I have read the Bill and, if I may say so I have also read the Amendments. I have no doubt that if the hon. Gentleman had taken the trouble to read them he would have seen that Clause 13 is to be amended to provide on this site that only gas storage shall be permitted. The production of gas is already proceeding apace and, indeed, my own Department has authorised the installation of additional carbonising plant and of the ancillary apparatus to make an additional 3 million cubic feet of gas, with provision to extend that 3 million cubic feet to 4 million.

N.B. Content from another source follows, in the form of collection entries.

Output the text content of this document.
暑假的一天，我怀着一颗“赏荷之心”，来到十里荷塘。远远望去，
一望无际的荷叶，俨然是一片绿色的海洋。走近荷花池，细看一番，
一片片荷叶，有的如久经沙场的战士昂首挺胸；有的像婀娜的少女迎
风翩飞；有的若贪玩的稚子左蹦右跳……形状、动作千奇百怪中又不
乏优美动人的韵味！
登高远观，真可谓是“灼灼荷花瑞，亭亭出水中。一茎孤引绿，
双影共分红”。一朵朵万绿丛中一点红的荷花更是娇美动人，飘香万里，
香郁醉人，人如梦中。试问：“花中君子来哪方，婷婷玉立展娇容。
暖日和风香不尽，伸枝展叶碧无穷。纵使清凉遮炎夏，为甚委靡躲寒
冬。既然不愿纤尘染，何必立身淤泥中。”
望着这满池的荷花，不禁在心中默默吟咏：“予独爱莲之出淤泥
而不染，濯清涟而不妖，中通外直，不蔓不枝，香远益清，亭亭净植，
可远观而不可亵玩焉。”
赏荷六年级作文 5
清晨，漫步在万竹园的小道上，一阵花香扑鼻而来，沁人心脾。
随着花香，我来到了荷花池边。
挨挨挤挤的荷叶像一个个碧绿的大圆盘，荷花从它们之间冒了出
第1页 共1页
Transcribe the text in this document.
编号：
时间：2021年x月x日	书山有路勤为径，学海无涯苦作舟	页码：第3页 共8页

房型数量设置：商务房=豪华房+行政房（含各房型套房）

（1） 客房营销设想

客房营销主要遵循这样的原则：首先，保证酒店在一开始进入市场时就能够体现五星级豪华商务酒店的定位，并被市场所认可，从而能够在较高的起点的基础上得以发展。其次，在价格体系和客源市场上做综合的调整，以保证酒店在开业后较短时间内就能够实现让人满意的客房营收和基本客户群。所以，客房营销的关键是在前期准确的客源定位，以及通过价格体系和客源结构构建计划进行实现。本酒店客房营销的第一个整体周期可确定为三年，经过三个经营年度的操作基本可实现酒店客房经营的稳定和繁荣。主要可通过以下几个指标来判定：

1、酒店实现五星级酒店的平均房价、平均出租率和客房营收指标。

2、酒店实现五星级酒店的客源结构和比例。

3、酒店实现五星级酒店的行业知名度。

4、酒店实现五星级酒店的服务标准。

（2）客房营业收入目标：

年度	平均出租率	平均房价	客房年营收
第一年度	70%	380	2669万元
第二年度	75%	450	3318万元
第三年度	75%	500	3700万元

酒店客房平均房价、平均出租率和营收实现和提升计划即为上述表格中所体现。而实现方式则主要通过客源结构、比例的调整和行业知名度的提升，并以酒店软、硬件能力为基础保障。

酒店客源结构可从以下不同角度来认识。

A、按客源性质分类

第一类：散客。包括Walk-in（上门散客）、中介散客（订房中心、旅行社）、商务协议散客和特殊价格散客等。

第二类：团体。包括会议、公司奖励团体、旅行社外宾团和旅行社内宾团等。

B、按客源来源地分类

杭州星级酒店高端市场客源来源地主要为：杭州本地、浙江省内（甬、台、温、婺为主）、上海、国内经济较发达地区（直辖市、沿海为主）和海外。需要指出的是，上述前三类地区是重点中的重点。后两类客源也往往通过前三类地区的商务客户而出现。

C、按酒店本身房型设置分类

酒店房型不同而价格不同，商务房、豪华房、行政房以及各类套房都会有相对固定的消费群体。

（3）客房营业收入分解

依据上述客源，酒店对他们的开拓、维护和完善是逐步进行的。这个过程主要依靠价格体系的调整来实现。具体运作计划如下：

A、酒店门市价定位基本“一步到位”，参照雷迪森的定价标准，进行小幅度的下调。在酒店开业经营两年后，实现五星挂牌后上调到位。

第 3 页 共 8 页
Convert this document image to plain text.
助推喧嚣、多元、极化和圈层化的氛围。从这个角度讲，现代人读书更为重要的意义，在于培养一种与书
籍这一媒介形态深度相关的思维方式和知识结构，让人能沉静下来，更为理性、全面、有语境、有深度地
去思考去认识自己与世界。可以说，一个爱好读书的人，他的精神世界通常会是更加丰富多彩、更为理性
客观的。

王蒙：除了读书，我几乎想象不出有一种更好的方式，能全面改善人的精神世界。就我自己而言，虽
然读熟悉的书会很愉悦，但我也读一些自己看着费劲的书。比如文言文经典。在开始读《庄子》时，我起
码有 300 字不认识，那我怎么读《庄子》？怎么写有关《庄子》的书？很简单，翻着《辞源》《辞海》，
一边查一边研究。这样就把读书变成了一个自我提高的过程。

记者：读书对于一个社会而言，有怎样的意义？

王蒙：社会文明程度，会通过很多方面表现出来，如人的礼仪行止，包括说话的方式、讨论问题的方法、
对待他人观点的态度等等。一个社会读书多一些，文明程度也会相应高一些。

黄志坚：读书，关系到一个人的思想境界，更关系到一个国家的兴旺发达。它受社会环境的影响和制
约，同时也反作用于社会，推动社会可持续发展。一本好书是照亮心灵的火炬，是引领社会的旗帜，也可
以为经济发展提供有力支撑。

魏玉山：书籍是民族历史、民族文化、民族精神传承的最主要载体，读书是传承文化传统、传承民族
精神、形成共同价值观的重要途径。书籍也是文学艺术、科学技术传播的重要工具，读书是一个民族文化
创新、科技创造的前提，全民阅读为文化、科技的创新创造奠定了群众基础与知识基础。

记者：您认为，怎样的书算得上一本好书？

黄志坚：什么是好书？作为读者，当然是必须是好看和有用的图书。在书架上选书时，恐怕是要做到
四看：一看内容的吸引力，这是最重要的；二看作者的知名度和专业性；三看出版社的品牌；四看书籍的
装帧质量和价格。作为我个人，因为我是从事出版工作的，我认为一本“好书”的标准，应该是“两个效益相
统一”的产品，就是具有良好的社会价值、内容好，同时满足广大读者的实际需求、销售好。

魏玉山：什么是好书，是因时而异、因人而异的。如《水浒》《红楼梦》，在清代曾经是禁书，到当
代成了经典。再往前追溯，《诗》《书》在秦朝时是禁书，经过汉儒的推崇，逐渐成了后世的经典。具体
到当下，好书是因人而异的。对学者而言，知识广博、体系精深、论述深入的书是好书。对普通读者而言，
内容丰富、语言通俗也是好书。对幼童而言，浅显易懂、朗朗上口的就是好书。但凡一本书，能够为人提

This plant could not be operated economically unless there was provided at the same time the additional storage space, and so the Smethwick Corporation were faced with finding a suitable site to hold the gas which they will make, which they have authority to make and which they are proceeding to make.
There is no room at all in their present gasworks and I need not go again into all the arguments presented by the hon. Member for Lichfield. He presented them quite clearly and described the steps taken by Smethwick to examine a large number of sites and the actual agreement with the City of Birmingham, as the planning authority, on the use of land outside their local boundaries. He made the position quite clear, and it is a fact that if Smethwick had the land around their own gasworks on which to place this holder, indeed they would have placed it there; but they have not got it and so, willy-nilly, they were forced to look elsewhere. By agreement with the corporation this site has been selected. The original site has been moved a little further east and the result, I understand, will be an improvement from the amenity point of view—it will be further away from the neighbouring houses—and it will be on a less high piece of ground and, therefore, not so conspicuous.
We come, therefore, to the real point of the hon. Gentleman's argument, that this ought to be left to the area board. I want to tell him this. There is an outstanding demand now in the area for 600 million cubic feet of gas per annum. Industrial users are requiring more and more. It would be quite wrong to wait until the area boards are set up before dealing with this problem. It would be quite wrong from the aspect of the country's desire for greater production. It would be wrong to do nothing about a very urgent matter. I hope that the House will not be swayed by the arguments of the hon. Gentleman, who showed (a) he had not read the Bill and the Amendments; (b) he is at variance with the local authority on this matter; and (c) he has paid very little regard to the progress of the Gas Bill upstairs, otherwise he would not have said that it is going through quickly when, in fact, it is going through very slowly indeed.